Correct me if I am wrong, but I take it that people actually think the classic Lorenz system is fully characterized, i.e. we know what the attractor looks like and the various fractal dimensions of it, and it's always (with all parameters fixed; no bifurcations) going to be deterministically chaotic (with a thin fractal dimension). If this is not the case, please let me know what is a better way to describe the classic Lorenz attractor.
If my understanding is true, then I am super confused about how do people know this at infinite time? I think the techniques for finding the fractal dimensions, e.g. the Lyapunov dimension or the correlation dimension, both have a subtle assumption that the attractor is sufficiently sampled. Just because Lyapunov exponents have converged or we see the leveling off when estimating the correlation dimension doesn't mean the attractor is sufficiently sampled.

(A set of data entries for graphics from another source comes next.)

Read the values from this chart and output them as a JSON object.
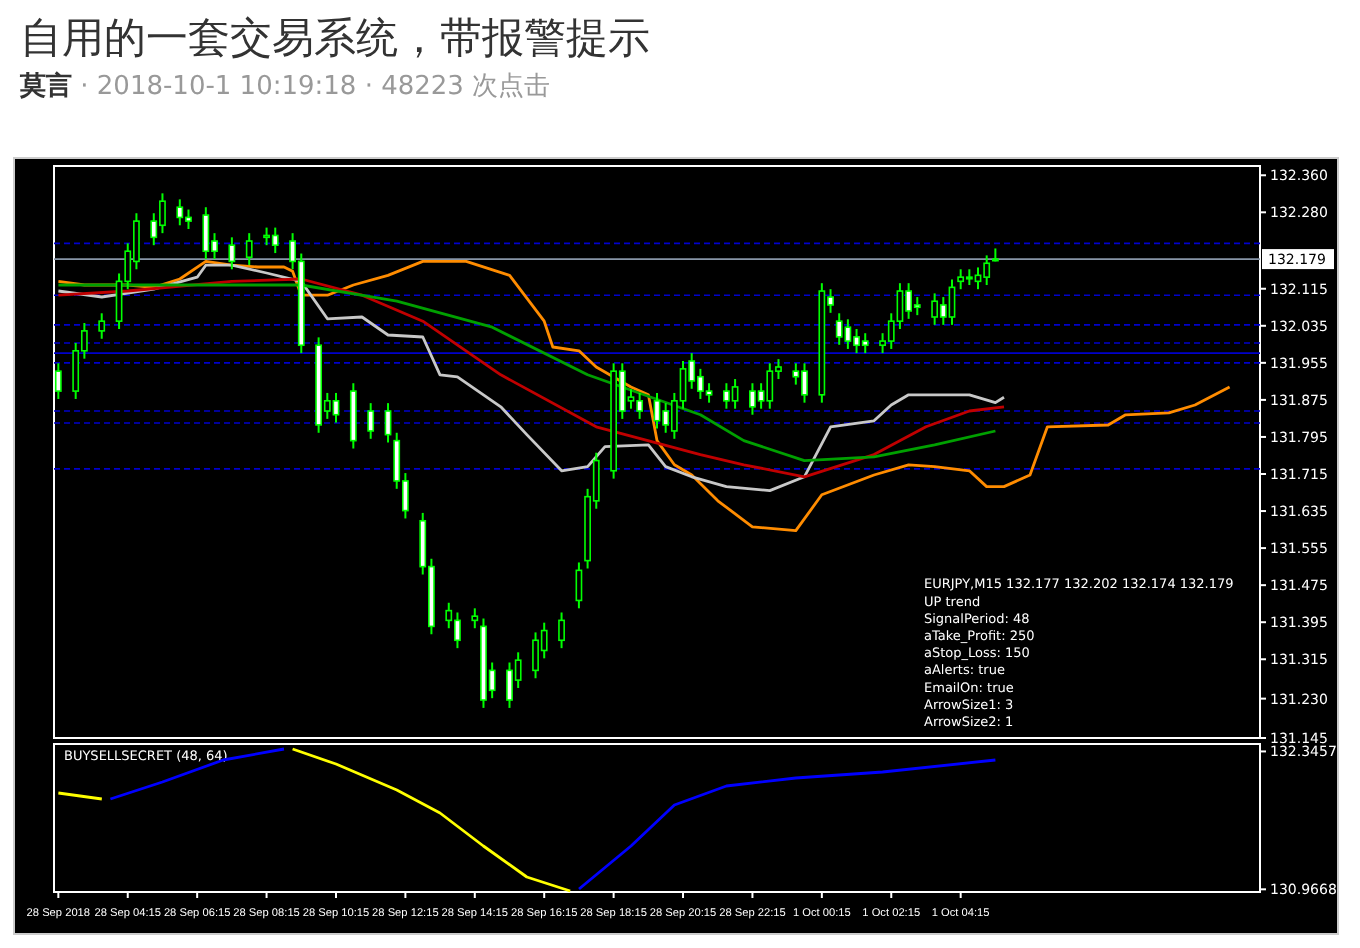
{
  "chart_data": [
    {
      "type": "candlestick",
      "title": "自用的一套交易系统，带报警提示",
      "subtitle": "**莫言** · 2018-10-1 10:19:18 · 48223 次点击",
      "color": "#00ff00",
      "tick_labels": "y",
      "annotations": [
        "EURJPY,M15  132.177 132.202 132.174 132.179",
        "UP trend",
        "SignalPeriod: 48",
        "aTake_Profit: 250",
        "aStop_Loss: 150",
        "aAlerts: true",
        "EmailOn: true",
        "ArrowSize1: 3",
        "ArrowSize2: 1"
      ],
      "ylim": [
        131.145,
        132.38
      ],
      "yticks": [
        {
          "value": 132.36,
          "label": "132.360"
        },
        {
          "value": 132.28,
          "label": "132.280"
        },
        {
          "value": 132.115,
          "label": "132.115"
        },
        {
          "value": 132.035,
          "label": "132.035"
        },
        {
          "value": 131.955,
          "label": "131.955"
        },
        {
          "value": 131.875,
          "label": "131.875"
        },
        {
          "value": 131.795,
          "label": "131.795"
        },
        {
          "value": 131.715,
          "label": "131.715"
        },
        {
          "value": 131.635,
          "label": "131.635"
        },
        {
          "value": 131.555,
          "label": "131.555"
        },
        {
          "value": 131.475,
          "label": "131.475"
        },
        {
          "value": 131.395,
          "label": "131.395"
        },
        {
          "value": 131.315,
          "label": "131.315"
        },
        {
          "value": 131.23,
          "label": "131.230"
        },
        {
          "value": 131.145,
          "label": "131.145"
        }
      ],
      "categories": [
        null,
        null,
        null,
        null,
        null,
        null,
        null,
        null,
        null,
        null,
        null,
        null,
        null,
        null,
        null,
        null,
        null,
        null,
        null,
        null,
        null,
        null,
        null,
        null,
        null,
        null,
        null,
        null,
        null,
        null,
        null,
        null,
        null,
        null,
        null,
        null,
        null,
        null,
        null,
        null,
        null,
        null,
        null,
        null,
        null,
        null,
        null,
        null,
        null,
        null,
        null,
        null,
        null,
        null,
        null,
        null,
        null,
        null,
        null,
        null,
        null,
        null,
        null,
        null,
        null,
        null,
        null,
        null,
        null,
        null,
        null,
        null,
        null,
        null,
        null,
        null,
        null,
        null,
        null,
        null,
        null,
        null,
        null,
        null,
        null,
        null,
        null,
        null,
        null,
        null,
        null,
        null,
        null,
        null,
        null,
        null,
        null,
        null,
        null,
        null,
        null,
        null,
        null,
        null,
        null,
        null,
        null,
        null,
        null,
        null,
        null,
        null,
        null,
        null,
        null,
        null,
        null,
        null,
        null,
        null,
        null,
        null,
        null,
        null,
        null,
        null,
        null,
        null,
        null,
        null,
        null,
        null,
        null,
        null,
        null,
        null,
        null,
        null,
        null
      ],
      "ohlc": [
        [
          131.937,
          131.954,
          131.877,
          131.894
        ],
        null,
        [
          131.894,
          131.998,
          131.877,
          131.981
        ],
        [
          131.981,
          132.041,
          131.964,
          132.024
        ],
        null,
        [
          132.024,
          132.062,
          132.007,
          132.045
        ],
        null,
        [
          132.045,
          132.148,
          132.028,
          132.131
        ],
        [
          132.131,
          132.213,
          132.114,
          132.196
        ],
        [
          132.174,
          132.278,
          132.157,
          132.261
        ],
        null,
        [
          132.261,
          132.278,
          132.209,
          132.226
        ],
        [
          132.252,
          132.321,
          132.235,
          132.304
        ],
        null,
        [
          132.291,
          132.308,
          132.252,
          132.269
        ],
        [
          132.269,
          132.286,
          132.244,
          132.261
        ],
        null,
        [
          132.274,
          132.291,
          132.179,
          132.196
        ],
        [
          132.218,
          132.235,
          132.179,
          132.196
        ],
        null,
        [
          132.209,
          132.226,
          132.157,
          132.174
        ],
        null,
        [
          132.183,
          132.235,
          132.166,
          132.218
        ],
        null,
        [
          132.226,
          132.247,
          132.209,
          132.23
        ],
        [
          132.23,
          132.247,
          132.192,
          132.209
        ],
        null,
        [
          132.218,
          132.235,
          132.157,
          132.174
        ],
        [
          132.174,
          132.191,
          131.976,
          131.993
        ],
        null,
        [
          131.993,
          132.01,
          131.804,
          131.821
        ],
        [
          131.851,
          131.89,
          131.834,
          131.873
        ],
        [
          131.873,
          131.89,
          131.826,
          131.843
        ],
        null,
        [
          131.894,
          131.911,
          131.77,
          131.787
        ],
        null,
        [
          131.851,
          131.868,
          131.791,
          131.808
        ],
        null,
        [
          131.851,
          131.868,
          131.783,
          131.8
        ],
        [
          131.787,
          131.804,
          131.683,
          131.7
        ],
        [
          131.7,
          131.717,
          131.619,
          131.636
        ],
        null,
        [
          131.614,
          131.631,
          131.498,
          131.515
        ],
        [
          131.515,
          131.532,
          131.369,
          131.386
        ],
        null,
        [
          131.399,
          131.437,
          131.382,
          131.42
        ],
        [
          131.399,
          131.416,
          131.339,
          131.356
        ],
        null,
        [
          131.399,
          131.425,
          131.382,
          131.408
        ],
        [
          131.386,
          131.403,
          131.21,
          131.227
        ],
        [
          131.291,
          131.308,
          131.231,
          131.248
        ],
        null,
        [
          131.291,
          131.308,
          131.21,
          131.227
        ],
        [
          131.27,
          131.33,
          131.253,
          131.313
        ],
        null,
        [
          131.291,
          131.373,
          131.274,
          131.356
        ],
        [
          131.334,
          131.394,
          131.317,
          131.377
        ],
        null,
        [
          131.356,
          131.416,
          131.339,
          131.399
        ],
        null,
        [
          131.442,
          131.524,
          131.425,
          131.507
        ],
        [
          131.528,
          131.683,
          131.511,
          131.666
        ],
        [
          131.657,
          131.761,
          131.64,
          131.744
        ],
        null,
        [
          131.722,
          131.954,
          131.705,
          131.937
        ],
        [
          131.937,
          131.954,
          131.834,
          131.851
        ],
        [
          131.873,
          131.898,
          131.856,
          131.881
        ],
        [
          131.873,
          131.89,
          131.834,
          131.851
        ],
        null,
        [
          131.873,
          131.89,
          131.813,
          131.83
        ],
        [
          131.851,
          131.868,
          131.804,
          131.821
        ],
        [
          131.808,
          131.89,
          131.791,
          131.873
        ],
        [
          131.873,
          131.959,
          131.856,
          131.942
        ],
        [
          131.959,
          131.976,
          131.899,
          131.916
        ],
        [
          131.925,
          131.942,
          131.877,
          131.894
        ],
        [
          131.894,
          131.911,
          131.869,
          131.886
        ],
        null,
        [
          131.894,
          131.911,
          131.856,
          131.873
        ],
        [
          131.873,
          131.92,
          131.856,
          131.903
        ],
        null,
        [
          131.894,
          131.911,
          131.843,
          131.86
        ],
        [
          131.894,
          131.911,
          131.856,
          131.873
        ],
        [
          131.873,
          131.954,
          131.856,
          131.937
        ],
        [
          131.937,
          131.963,
          131.92,
          131.946
        ],
        null,
        [
          131.937,
          131.954,
          131.908,
          131.925
        ],
        [
          131.937,
          131.954,
          131.869,
          131.886
        ],
        null,
        [
          131.886,
          132.127,
          131.869,
          132.11
        ],
        [
          132.097,
          132.114,
          132.063,
          132.08
        ],
        [
          132.045,
          132.062,
          131.994,
          132.011
        ],
        [
          132.032,
          132.049,
          131.985,
          132.002
        ],
        [
          132.011,
          132.028,
          131.976,
          131.993
        ],
        [
          132.002,
          132.019,
          131.976,
          131.993
        ],
        null,
        [
          131.993,
          132.019,
          131.976,
          132.002
        ],
        [
          132.002,
          132.062,
          131.985,
          132.045
        ],
        [
          132.045,
          132.127,
          132.028,
          132.11
        ],
        [
          132.11,
          132.127,
          132.05,
          132.067
        ],
        [
          132.08,
          132.097,
          132.058,
          132.075
        ],
        null,
        [
          132.054,
          132.105,
          132.037,
          132.088
        ],
        [
          132.08,
          132.097,
          132.037,
          132.054
        ],
        [
          132.054,
          132.135,
          132.037,
          132.118
        ],
        [
          132.131,
          132.157,
          132.114,
          132.14
        ],
        [
          132.14,
          132.157,
          132.123,
          132.14
        ],
        [
          132.131,
          132.161,
          132.114,
          132.144
        ],
        [
          132.14,
          132.187,
          132.123,
          132.17
        ],
        [
          132.177,
          132.202,
          132.174,
          132.179
        ],
        null,
        null,
        null,
        null,
        null,
        null,
        null,
        null,
        null,
        null,
        null,
        null,
        null,
        null,
        null,
        null,
        null,
        null,
        null,
        null,
        null,
        null,
        null,
        null,
        null,
        null,
        null,
        null,
        null,
        null
      ],
      "series": [
        {
          "type": "line",
          "color": "#ff8c00",
          "values": [
            132.131,
            null,
            null,
            132.123,
            null,
            null,
            null,
            null,
            132.123,
            null,
            null,
            132.118,
            null,
            null,
            132.136,
            null,
            null,
            132.174,
            null,
            null,
            132.166,
            null,
            null,
            132.162,
            null,
            null,
            132.162,
            132.153,
            132.101,
            null,
            null,
            132.101,
            null,
            null,
            132.123,
            null,
            null,
            null,
            132.144,
            null,
            null,
            null,
            132.174,
            null,
            null,
            null,
            null,
            132.174,
            null,
            null,
            null,
            null,
            132.144,
            null,
            null,
            null,
            132.045,
            131.989,
            null,
            null,
            131.981,
            null,
            131.946,
            null,
            null,
            null,
            131.903,
            null,
            131.886,
            131.787,
            null,
            131.735,
            null,
            131.713,
            null,
            null,
            131.657,
            null,
            null,
            null,
            131.601,
            null,
            null,
            null,
            null,
            131.593,
            null,
            null,
            131.67,
            null,
            null,
            null,
            null,
            null,
            131.713,
            null,
            null,
            null,
            131.735,
            null,
            null,
            131.731,
            null,
            null,
            null,
            131.722,
            null,
            131.688,
            null,
            131.688,
            null,
            null,
            131.713,
            null,
            131.817,
            null,
            null,
            null,
            null,
            null,
            null,
            131.821,
            null,
            131.843,
            null,
            null,
            null,
            null,
            131.847,
            null,
            null,
            131.864,
            null,
            null,
            null,
            131.903,
            null,
            null,
            null
          ]
        },
        {
          "type": "line",
          "color": "#c8c8c8",
          "values": [
            132.11,
            null,
            null,
            null,
            null,
            132.097,
            null,
            null,
            null,
            null,
            null,
            132.114,
            null,
            null,
            null,
            null,
            132.14,
            132.166,
            null,
            null,
            132.166,
            null,
            null,
            null,
            132.149,
            null,
            null,
            null,
            132.131,
            null,
            null,
            132.05,
            null,
            null,
            null,
            132.054,
            null,
            null,
            132.015,
            null,
            null,
            null,
            132.011,
            null,
            131.929,
            null,
            131.925,
            null,
            null,
            null,
            null,
            131.86,
            null,
            null,
            131.8,
            null,
            null,
            null,
            131.722,
            null,
            null,
            131.731,
            null,
            131.774,
            null,
            null,
            null,
            null,
            131.778,
            null,
            131.731,
            null,
            null,
            131.709,
            null,
            null,
            null,
            131.688,
            null,
            null,
            null,
            null,
            131.679,
            null,
            null,
            null,
            131.709,
            null,
            null,
            131.817,
            null,
            null,
            null,
            null,
            131.83,
            null,
            131.864,
            null,
            131.886,
            null,
            null,
            null,
            null,
            null,
            null,
            131.886,
            null,
            null,
            131.869,
            131.881,
            null,
            null,
            null,
            null,
            null,
            null,
            null,
            null,
            null,
            null,
            null,
            null,
            null,
            null,
            null,
            null,
            null,
            null,
            null,
            null,
            null,
            null,
            null,
            null,
            null,
            null,
            null,
            null,
            null
          ]
        },
        {
          "type": "line",
          "color": "#c00000",
          "values": [
            132.101,
            null,
            null,
            null,
            null,
            null,
            null,
            null,
            132.11,
            null,
            null,
            null,
            null,
            null,
            null,
            null,
            null,
            null,
            null,
            null,
            132.131,
            null,
            null,
            null,
            null,
            null,
            null,
            null,
            132.136,
            null,
            null,
            null,
            null,
            null,
            null,
            132.101,
            null,
            null,
            null,
            null,
            null,
            null,
            132.045,
            null,
            null,
            null,
            null,
            null,
            null,
            null,
            null,
            131.929,
            null,
            null,
            null,
            null,
            null,
            null,
            null,
            null,
            null,
            null,
            131.817,
            null,
            null,
            null,
            null,
            null,
            null,
            null,
            null,
            null,
            null,
            null,
            131.757,
            null,
            null,
            null,
            null,
            131.735,
            null,
            null,
            null,
            null,
            null,
            null,
            131.709,
            null,
            null,
            null,
            null,
            null,
            null,
            null,
            131.757,
            null,
            null,
            null,
            null,
            null,
            131.817,
            null,
            null,
            null,
            null,
            131.851,
            null,
            null,
            null,
            131.86,
            null,
            null,
            null,
            null,
            null,
            null,
            null,
            null,
            null,
            null,
            null,
            null,
            null,
            null,
            null,
            null,
            null,
            null,
            null,
            null,
            null,
            null,
            null,
            null,
            null,
            null,
            null,
            null,
            null
          ]
        },
        {
          "type": "line",
          "color": "#00a000",
          "values": [
            132.123,
            null,
            null,
            null,
            null,
            null,
            null,
            null,
            null,
            null,
            null,
            null,
            null,
            132.123,
            null,
            null,
            null,
            null,
            null,
            null,
            null,
            null,
            null,
            null,
            null,
            null,
            null,
            null,
            132.123,
            null,
            null,
            null,
            null,
            null,
            null,
            null,
            null,
            null,
            null,
            132.088,
            null,
            null,
            null,
            null,
            null,
            null,
            null,
            null,
            null,
            null,
            132.032,
            null,
            null,
            null,
            null,
            null,
            null,
            null,
            null,
            null,
            null,
            131.929,
            null,
            null,
            null,
            null,
            null,
            null,
            null,
            null,
            null,
            null,
            null,
            null,
            131.843,
            null,
            null,
            null,
            null,
            131.787,
            null,
            null,
            null,
            null,
            null,
            null,
            131.744,
            null,
            null,
            null,
            null,
            null,
            null,
            null,
            131.752,
            null,
            null,
            null,
            null,
            null,
            null,
            131.778,
            null,
            null,
            null,
            null,
            null,
            null,
            131.808,
            null,
            null,
            null,
            null,
            null,
            null,
            null,
            null,
            null,
            null,
            null,
            null,
            null,
            null,
            null,
            null,
            null,
            null,
            null,
            null,
            null,
            null,
            null,
            null,
            null,
            null,
            null,
            null,
            null,
            null
          ]
        }
      ],
      "ref_lines": [
        {
          "axis": "y",
          "value": 132.179,
          "label": "132.179",
          "color": "#8896a8",
          "line_style": "solid"
        },
        {
          "axis": "y",
          "value": 132.213,
          "color": "#0000cc",
          "line_style": "dashed"
        },
        {
          "axis": "y",
          "value": 132.101,
          "color": "#0000cc",
          "line_style": "dashed"
        },
        {
          "axis": "y",
          "value": 132.037,
          "color": "#0000cc",
          "line_style": "dashed"
        },
        {
          "axis": "y",
          "value": 131.998,
          "color": "#0000cc",
          "line_style": "dashed"
        },
        {
          "axis": "y",
          "value": 131.976,
          "color": "#0000cc",
          "line_style": "solid"
        },
        {
          "axis": "y",
          "value": 131.955,
          "color": "#0000cc",
          "line_style": "dashed"
        },
        {
          "axis": "y",
          "value": 131.851,
          "color": "#0000cc",
          "line_style": "dashed"
        },
        {
          "axis": "y",
          "value": 131.825,
          "color": "#0000cc",
          "line_style": "dashed"
        },
        {
          "axis": "y",
          "value": 131.726,
          "color": "#0000cc",
          "line_style": "dashed"
        }
      ]
    },
    {
      "type": "line",
      "annotations": [
        "BUYSELLSECRET (48, 64)"
      ],
      "ylim": [
        130.94,
        132.42
      ],
      "yticks": [
        132.3457,
        130.9668
      ],
      "categories": [
        "28 Sep 2018",
        null,
        null,
        null,
        null,
        null,
        null,
        null,
        "28 Sep 04:15",
        null,
        null,
        null,
        null,
        null,
        null,
        null,
        "28 Sep 06:15",
        null,
        null,
        null,
        null,
        null,
        null,
        null,
        "28 Sep 08:15",
        null,
        null,
        null,
        null,
        null,
        null,
        null,
        "28 Sep 10:15",
        null,
        null,
        null,
        null,
        null,
        null,
        null,
        "28 Sep 12:15",
        null,
        null,
        null,
        null,
        null,
        null,
        null,
        "28 Sep 14:15",
        null,
        null,
        null,
        null,
        null,
        null,
        null,
        "28 Sep 16:15",
        null,
        null,
        null,
        null,
        null,
        null,
        null,
        "28 Sep 18:15",
        null,
        null,
        null,
        null,
        null,
        null,
        null,
        "28 Sep 20:15",
        null,
        null,
        null,
        null,
        null,
        null,
        null,
        "28 Sep 22:15",
        null,
        null,
        null,
        null,
        null,
        null,
        null,
        "1 Oct 00:15",
        null,
        null,
        null,
        null,
        null,
        null,
        null,
        "1 Oct 02:15",
        null,
        null,
        null,
        null,
        null,
        null,
        null,
        "1 Oct 04:15",
        null,
        null,
        null,
        null,
        null,
        null,
        null,
        null,
        null,
        null,
        null,
        null,
        null,
        null,
        null,
        null,
        null,
        null,
        null,
        null,
        null,
        null,
        null,
        null,
        null,
        null,
        null,
        null,
        null,
        null,
        null,
        null,
        null,
        null
      ],
      "series": [
        {
          "color": "#ffff00",
          "values": [
            131.93,
            null,
            null,
            null,
            null,
            131.87,
            null,
            null,
            null,
            null,
            null,
            null,
            null,
            null,
            null,
            null,
            null,
            null,
            null,
            null,
            null,
            null,
            null,
            null,
            null,
            null,
            null,
            null,
            null,
            null,
            null,
            null,
            null,
            null,
            null,
            null,
            null,
            null,
            null,
            null,
            null,
            null,
            null,
            null,
            null,
            null,
            null,
            null,
            null,
            null,
            null,
            null,
            null,
            null,
            null,
            null,
            null,
            null,
            null,
            null,
            null,
            null,
            null,
            null,
            null,
            null,
            null,
            null,
            null,
            null,
            null,
            null,
            null,
            null,
            null,
            null,
            null,
            null,
            null,
            null,
            null,
            null,
            null,
            null,
            null,
            null,
            null,
            null,
            null,
            null,
            null,
            null,
            null,
            null,
            null,
            null,
            null,
            null,
            null,
            null,
            null,
            null,
            null,
            null,
            null,
            null,
            null,
            null,
            null,
            null,
            null,
            null,
            null,
            null,
            null,
            null,
            null,
            null,
            null,
            null,
            null,
            null,
            null,
            null,
            null,
            null,
            null,
            null,
            null,
            null,
            null,
            null,
            null,
            null,
            null,
            null,
            null,
            null,
            null
          ]
        },
        {
          "color": "#0000ff",
          "values": [
            null,
            null,
            null,
            null,
            null,
            null,
            131.87,
            null,
            null,
            null,
            null,
            null,
            132.04,
            null,
            null,
            null,
            null,
            null,
            null,
            132.26,
            null,
            null,
            null,
            null,
            null,
            null,
            132.37,
            null,
            null,
            null,
            null,
            null,
            null,
            null,
            null,
            null,
            null,
            null,
            null,
            null,
            null,
            null,
            null,
            null,
            null,
            null,
            null,
            null,
            null,
            null,
            null,
            null,
            null,
            null,
            null,
            null,
            null,
            null,
            null,
            null,
            null,
            null,
            null,
            null,
            null,
            null,
            null,
            null,
            null,
            null,
            null,
            null,
            null,
            null,
            null,
            null,
            null,
            null,
            null,
            null,
            null,
            null,
            null,
            null,
            null,
            null,
            null,
            null,
            null,
            null,
            null,
            null,
            null,
            null,
            null,
            null,
            null,
            null,
            null,
            null,
            null,
            null,
            null,
            null,
            null,
            null,
            null,
            null,
            null,
            null,
            null,
            null,
            null,
            null,
            null,
            null,
            null,
            null,
            null,
            null,
            null,
            null,
            null,
            null,
            null,
            null,
            null,
            null,
            null,
            null,
            null,
            null,
            null,
            null,
            null,
            null,
            null,
            null,
            null
          ]
        },
        {
          "color": "#ffff00",
          "values": [
            null,
            null,
            null,
            null,
            null,
            null,
            null,
            null,
            null,
            null,
            null,
            null,
            null,
            null,
            null,
            null,
            null,
            null,
            null,
            null,
            null,
            null,
            null,
            null,
            null,
            null,
            null,
            132.37,
            null,
            null,
            null,
            null,
            132.22,
            null,
            null,
            null,
            null,
            null,
            null,
            131.96,
            null,
            null,
            null,
            null,
            131.73,
            null,
            null,
            null,
            null,
            131.4,
            null,
            null,
            null,
            null,
            131.09,
            null,
            null,
            null,
            null,
            130.95,
            null,
            null,
            null,
            null,
            null,
            null,
            null,
            null,
            null,
            null,
            null,
            null,
            null,
            null,
            null,
            null,
            null,
            null,
            null,
            null,
            null,
            null,
            null,
            null,
            null,
            null,
            null,
            null,
            null,
            null,
            null,
            null,
            null,
            null,
            null,
            null,
            null,
            null,
            null,
            null,
            null,
            null,
            null,
            null,
            null,
            null,
            null,
            null,
            null,
            null,
            null,
            null,
            null,
            null,
            null,
            null,
            null,
            null,
            null,
            null,
            null,
            null,
            null,
            null,
            null,
            null,
            null,
            null,
            null,
            null,
            null,
            null,
            null,
            null,
            null,
            null,
            null,
            null,
            null
          ]
        },
        {
          "color": "#0000ff",
          "values": [
            null,
            null,
            null,
            null,
            null,
            null,
            null,
            null,
            null,
            null,
            null,
            null,
            null,
            null,
            null,
            null,
            null,
            null,
            null,
            null,
            null,
            null,
            null,
            null,
            null,
            null,
            null,
            null,
            null,
            null,
            null,
            null,
            null,
            null,
            null,
            null,
            null,
            null,
            null,
            null,
            null,
            null,
            null,
            null,
            null,
            null,
            null,
            null,
            null,
            null,
            null,
            null,
            null,
            null,
            null,
            null,
            null,
            null,
            null,
            null,
            130.97,
            null,
            null,
            null,
            null,
            null,
            131.4,
            null,
            null,
            null,
            null,
            131.81,
            null,
            null,
            null,
            null,
            null,
            132.0,
            null,
            null,
            null,
            null,
            null,
            null,
            null,
            132.08,
            null,
            null,
            null,
            null,
            null,
            null,
            null,
            null,
            null,
            132.14,
            null,
            null,
            null,
            null,
            null,
            null,
            null,
            null,
            null,
            null,
            null,
            null,
            132.26,
            null,
            null,
            null,
            null,
            null,
            null,
            null,
            null,
            null,
            null,
            null,
            null,
            null,
            null,
            null,
            null,
            null,
            null,
            null,
            null,
            null,
            null,
            null,
            null,
            null,
            null,
            null,
            null,
            null,
            null
          ]
        }
      ]
    }
  ]
}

Do we actually have rigorous proofs, even for the most well-studied classic Lorenz equations, that the trajectories will never fall onto some periodic orbit or get on to another smaller/bigger attractor with a very different fractal dimension? Basically, how do we know we have integrated for long enough?
I know the above is not a problem in the phase plane (2D), because of Poincare-Bendixon Theorem.
Last question: if I integrated for some time for an unknown (high-dimensional) system, and calculated its Lyapunov or correlation dimension, what can I actually say about the system?